When I finally had a chance to focus on his face, I gasped in surprise.

“Hello, errand boy. Long time no see,” Bennett said. His skin was pale and waxy. His lips and eyelids had darkened to a bruised purple. He was wearing the same blue pinstriped suit he’d worn last night, though now it was stained and torn. There was a long, straight gash across his neck. Beneath it, dried blood painted a trail down the front of his shirt. I stared at the wound in horror. God, was that what Underwood had done to him behind the black door? Slit his throat?

Except, now Bennett was here in Ingrid’s kitchen. Did nothing stay dead the way it was supposed to in this damn world?

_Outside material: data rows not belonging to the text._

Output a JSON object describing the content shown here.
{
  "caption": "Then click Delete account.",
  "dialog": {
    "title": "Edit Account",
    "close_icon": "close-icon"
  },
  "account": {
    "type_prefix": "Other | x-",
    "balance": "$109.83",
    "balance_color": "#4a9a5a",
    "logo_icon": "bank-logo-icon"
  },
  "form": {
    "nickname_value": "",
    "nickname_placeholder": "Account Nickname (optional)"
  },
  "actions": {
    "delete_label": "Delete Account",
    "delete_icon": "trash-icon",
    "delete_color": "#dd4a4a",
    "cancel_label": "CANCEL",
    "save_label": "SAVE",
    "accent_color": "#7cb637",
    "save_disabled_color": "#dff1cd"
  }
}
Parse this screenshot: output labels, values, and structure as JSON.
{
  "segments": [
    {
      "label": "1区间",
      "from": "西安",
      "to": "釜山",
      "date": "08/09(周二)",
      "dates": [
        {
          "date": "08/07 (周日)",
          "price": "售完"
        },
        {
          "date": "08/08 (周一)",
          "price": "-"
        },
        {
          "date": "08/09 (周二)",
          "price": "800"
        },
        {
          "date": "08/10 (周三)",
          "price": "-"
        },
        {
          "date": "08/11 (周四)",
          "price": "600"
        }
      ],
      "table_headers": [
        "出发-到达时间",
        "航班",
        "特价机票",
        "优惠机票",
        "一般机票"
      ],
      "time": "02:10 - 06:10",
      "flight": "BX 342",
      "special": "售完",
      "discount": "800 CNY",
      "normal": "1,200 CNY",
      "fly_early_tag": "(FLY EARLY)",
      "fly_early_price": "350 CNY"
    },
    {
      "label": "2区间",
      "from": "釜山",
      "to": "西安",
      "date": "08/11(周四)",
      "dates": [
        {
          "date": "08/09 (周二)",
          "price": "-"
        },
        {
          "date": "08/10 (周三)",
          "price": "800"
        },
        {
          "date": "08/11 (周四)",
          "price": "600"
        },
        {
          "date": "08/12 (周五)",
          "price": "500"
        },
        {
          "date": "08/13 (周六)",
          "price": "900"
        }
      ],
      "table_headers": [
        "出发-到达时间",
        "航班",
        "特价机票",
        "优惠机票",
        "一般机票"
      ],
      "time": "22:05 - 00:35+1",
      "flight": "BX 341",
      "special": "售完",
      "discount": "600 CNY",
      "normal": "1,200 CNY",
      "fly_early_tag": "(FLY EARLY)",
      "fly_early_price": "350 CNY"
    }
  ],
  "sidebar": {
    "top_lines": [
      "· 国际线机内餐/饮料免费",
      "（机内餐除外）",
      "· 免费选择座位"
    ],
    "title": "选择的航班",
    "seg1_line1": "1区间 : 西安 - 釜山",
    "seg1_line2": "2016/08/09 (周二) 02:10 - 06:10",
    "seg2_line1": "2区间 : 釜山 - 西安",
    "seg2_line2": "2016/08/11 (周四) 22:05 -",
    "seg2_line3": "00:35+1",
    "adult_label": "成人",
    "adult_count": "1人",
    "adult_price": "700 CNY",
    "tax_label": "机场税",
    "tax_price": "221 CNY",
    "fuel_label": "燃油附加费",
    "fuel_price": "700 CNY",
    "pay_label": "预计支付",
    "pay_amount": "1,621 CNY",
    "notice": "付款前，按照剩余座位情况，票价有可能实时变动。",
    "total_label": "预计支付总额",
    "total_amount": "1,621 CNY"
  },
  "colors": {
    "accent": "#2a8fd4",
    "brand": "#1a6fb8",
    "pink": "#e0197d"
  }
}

Was the barrier between life and death really so weak that anyone could just come and go as they pleased? He wasn’t wearing an amulet like Thornton, so what was he doing walking and talking when he ought to be six feet under? How the hell had he even gotten inside? Bennett wasn’t a ghost. He felt solid, real. Wasn’t there supposed to be a ward around the safe house to keep everyone out? If Bennett was here, it meant either the ward had stopped working or he’d walked right through it like it wasn’t there. Neither answer was comforting. But then, there was nothing comforting about being held against the wall by a walking corpse, either.

“You’re dead,” I managed to croak, like it would be a news flash for him.